Function Tokenize22(statement:String,tokens:Token[] Var)
	Local mytokens:Byte = 0
	Local inint:Byte = 0
	For Local x:Int = 1 To Len(statement) Step 1
		If inint = 1 Then
			If Mid(statement,x,1) <> " " Then
				tokens[mytokens].txt :+ Mid(statement,x,1)
				Continue
			Else
				inint = 0
				mytokens :+ 1
				Continue
			EndIf
		EndIf
		If mytokens = 2 Then
			tokens[2].typ = CSTATEMENT
			tokens[2].txt = Mid(statement,x)
			Return
		EndIf
		Select Mid(statement,x,1)
			Case " "
				Continue
			Case "+"
				tokens[mytokens].typ = CADD
				mytokens :+ 1
			Case "-"
				tokens[mytokens].typ = CSUB
				mytokens :+ 1
			Case "1","2","3","4","5","6","7","8","9","0"
				inint = 1
				tokens[mytokens].typ = CINTEGER
				tokens[mytokens].txt = Mid(statement,x,1)
			Default
				llerror("Unknown Character!")
		End Select
	Next
End Function

Function llerror(text:String)
	RuntimeError text
End Function

I am open to any suggestions!

Yasha

(Posted 2011) [#2]

Looks like good fun. Have you thought about how to extend it into a more generic framework? (I'm too lazy to write efficient lexer code by hand, so my own scanners invariably end up making heavy use of regular expressions.)
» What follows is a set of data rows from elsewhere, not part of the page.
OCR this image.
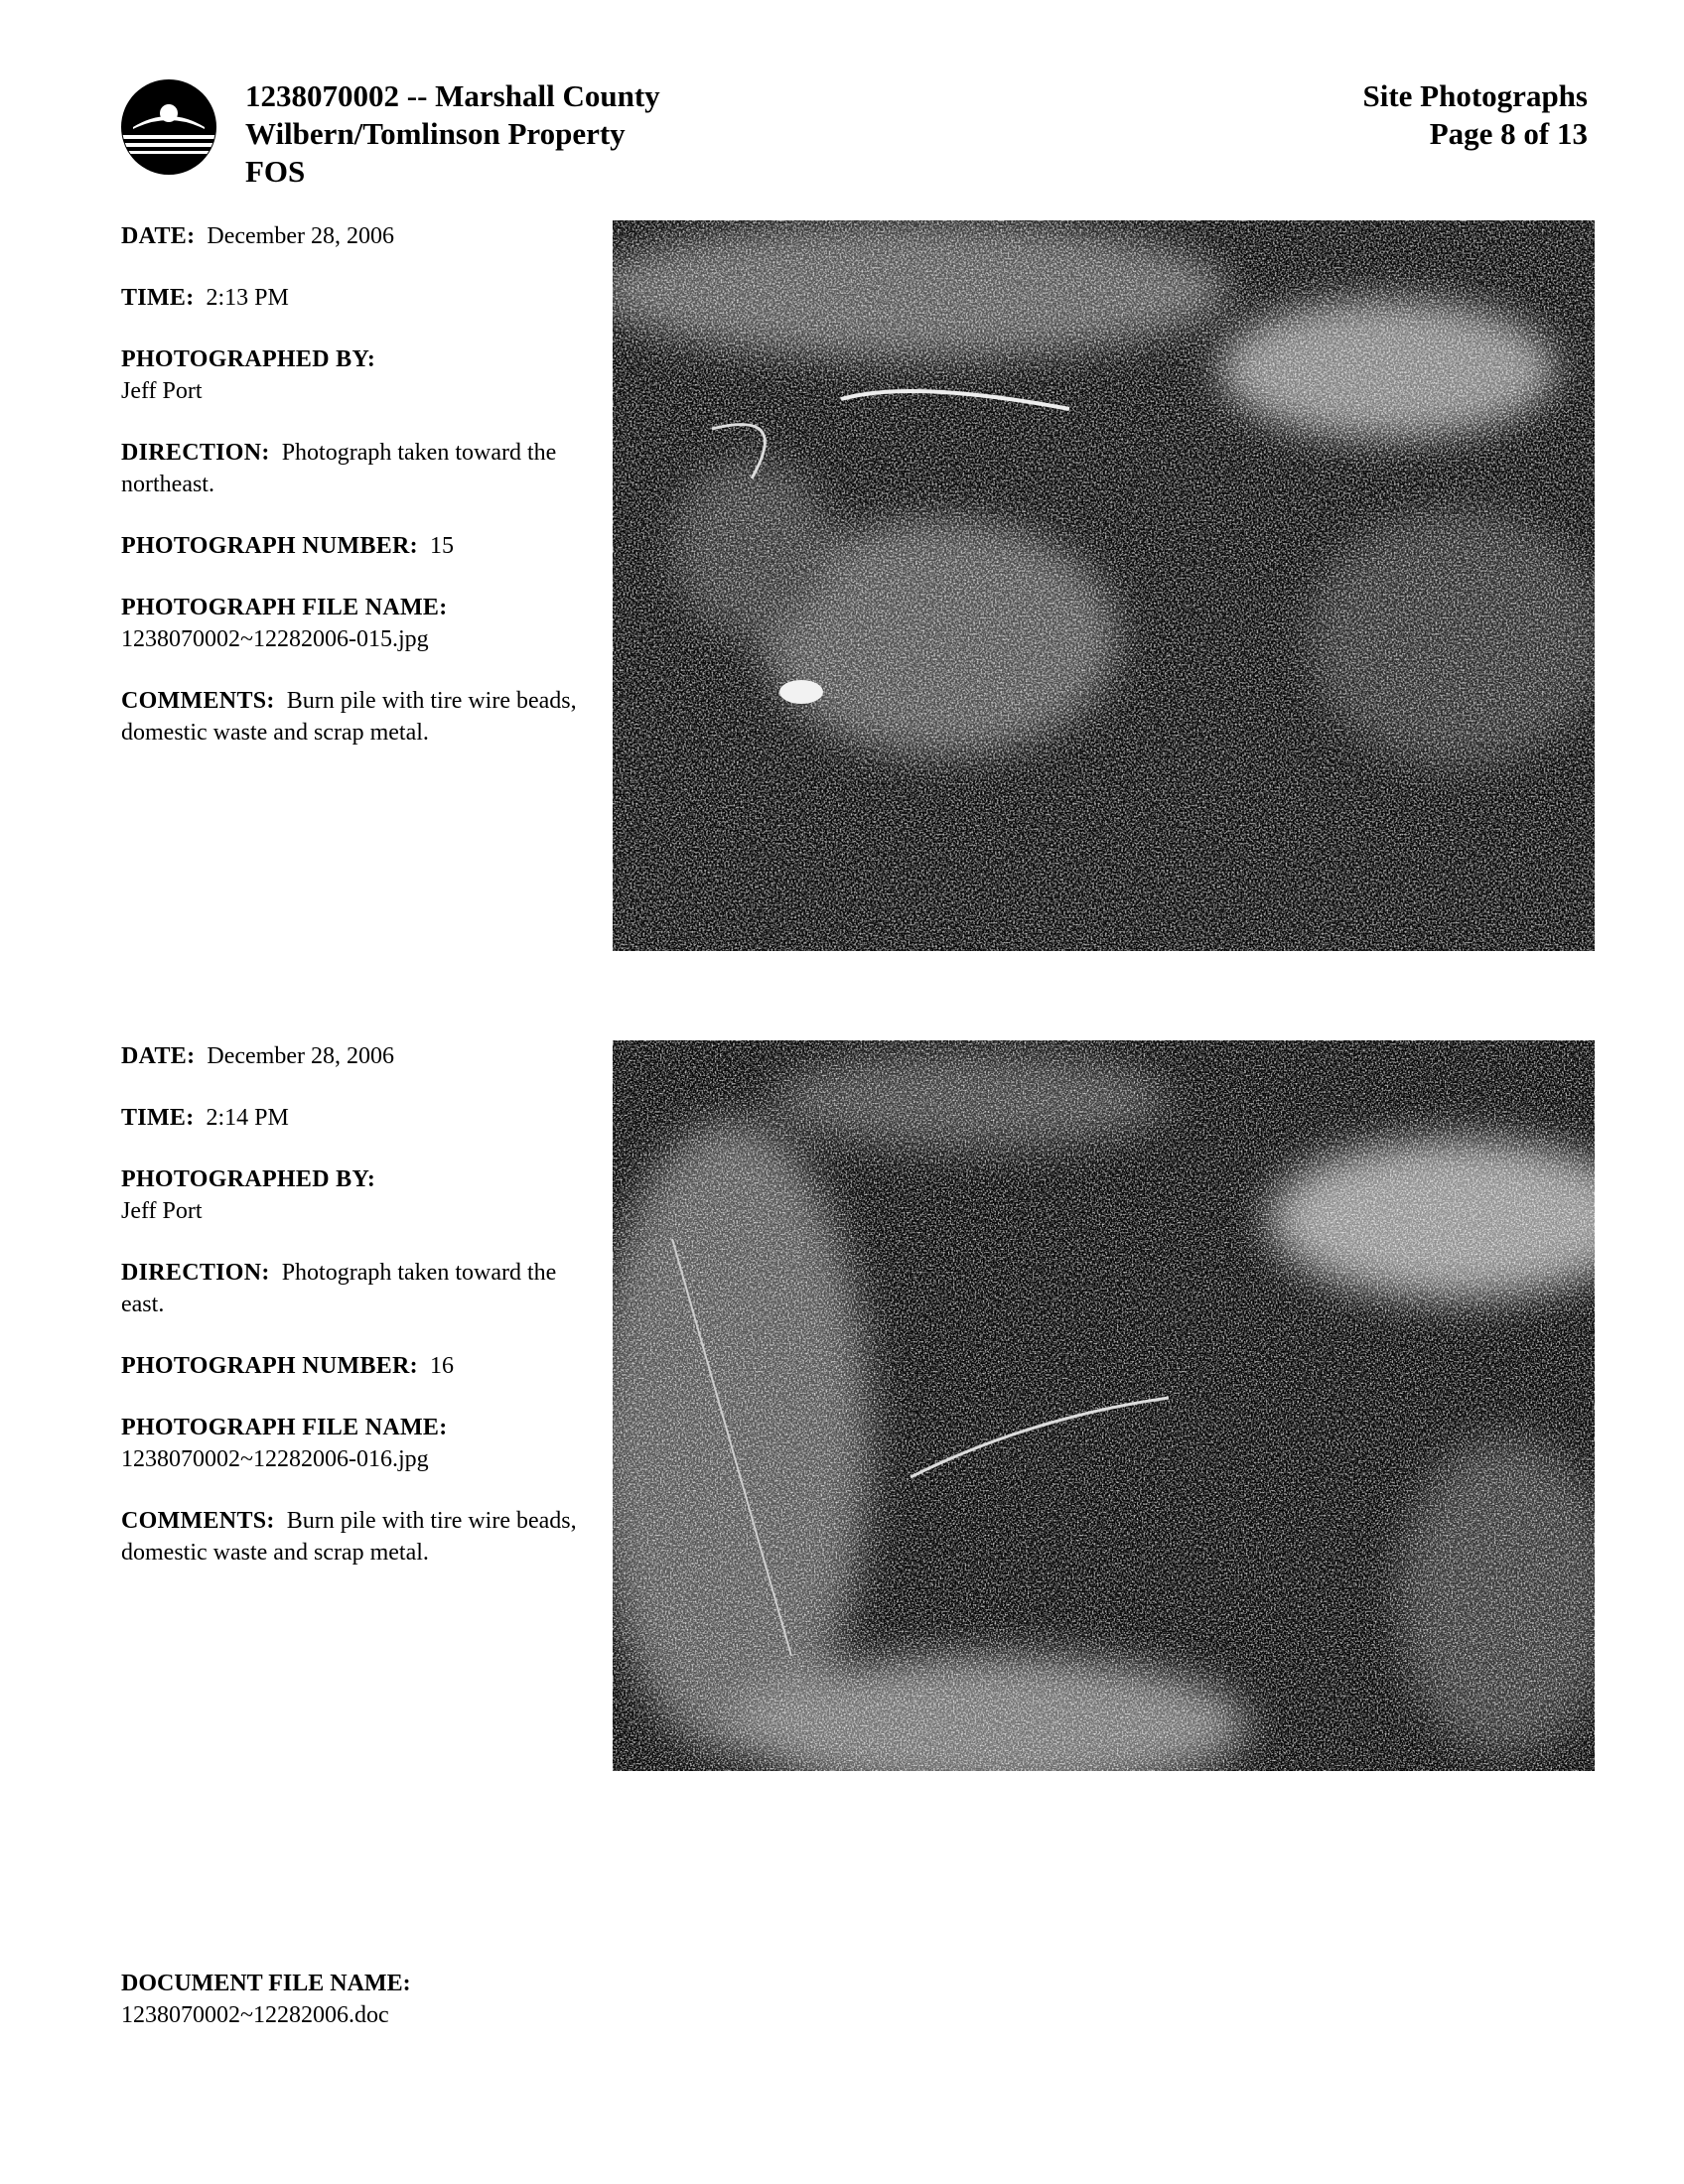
1238070002 -- Marshall County
Wilbern/Tomlinson Property
FOS
Site Photographs
Page 8 of 13
DATE: December 28, 2006
TIME: 2:13 PM
PHOTOGRAPHED BY:
Jeff Port
DIRECTION: Photograph taken toward the northeast.
PHOTOGRAPH NUMBER: 15
PHOTOGRAPH FILE NAME:
1238070002~12282006-015.jpg
COMMENTS: Burn pile with tire wire beads, domestic waste and scrap metal.
DATE: December 28, 2006
TIME: 2:14 PM
PHOTOGRAPHED BY:
Jeff Port
DIRECTION: Photograph taken toward the east.
PHOTOGRAPH NUMBER: 16
PHOTOGRAPH FILE NAME:
1238070002~12282006-016.jpg
COMMENTS: Burn pile with tire wire beads, domestic waste and scrap metal.
DOCUMENT FILE NAME:
1238070002~12282006.doc
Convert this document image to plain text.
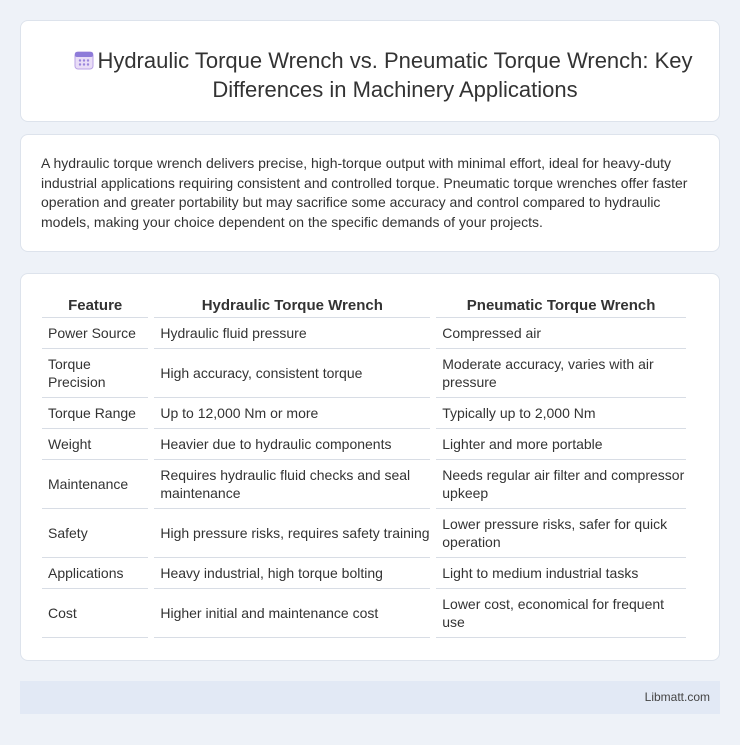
Hydraulic Torque Wrench vs. Pneumatic Torque Wrench: Key Differences in Machinery Applications

A hydraulic torque wrench delivers precise, high-torque output with minimal effort, ideal for heavy-duty industrial applications requiring consistent and controlled torque. Pneumatic torque wrenches offer faster operation and greater portability but may sacrifice some accuracy and control compared to hydraulic models, making your choice dependent on the specific demands of your projects.

Feature	Hydraulic Torque Wrench	Pneumatic Torque Wrench
Power Source	Hydraulic fluid pressure	Compressed air
Torque Precision	High accuracy, consistent torque	Moderate accuracy, varies with air pressure
Torque Range	Up to 12,000 Nm or more	Typically up to 2,000 Nm
Weight	Heavier due to hydraulic components	Lighter and more portable
Maintenance	Requires hydraulic fluid checks and seal maintenance	Needs regular air filter and compressor upkeep
Safety	High pressure risks, requires safety training	Lower pressure risks, safer for quick operation
Applications	Heavy industrial, high torque bolting	Light to medium industrial tasks
Cost	Higher initial and maintenance cost	Lower cost, economical for frequent use
Libmatt.com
What would be really cool is if it were possible to devise some kind of parser-framework (think Spirit, rather than a parser-generator like Bison) for BlitzMax. While I have a few ideas, the lack of much in the way of metaprogramming options makes it hard to come up with something that's both suitably expressive and fast (I wonder if using something like C macros counts as "cheating" when writing BlitzMax code?).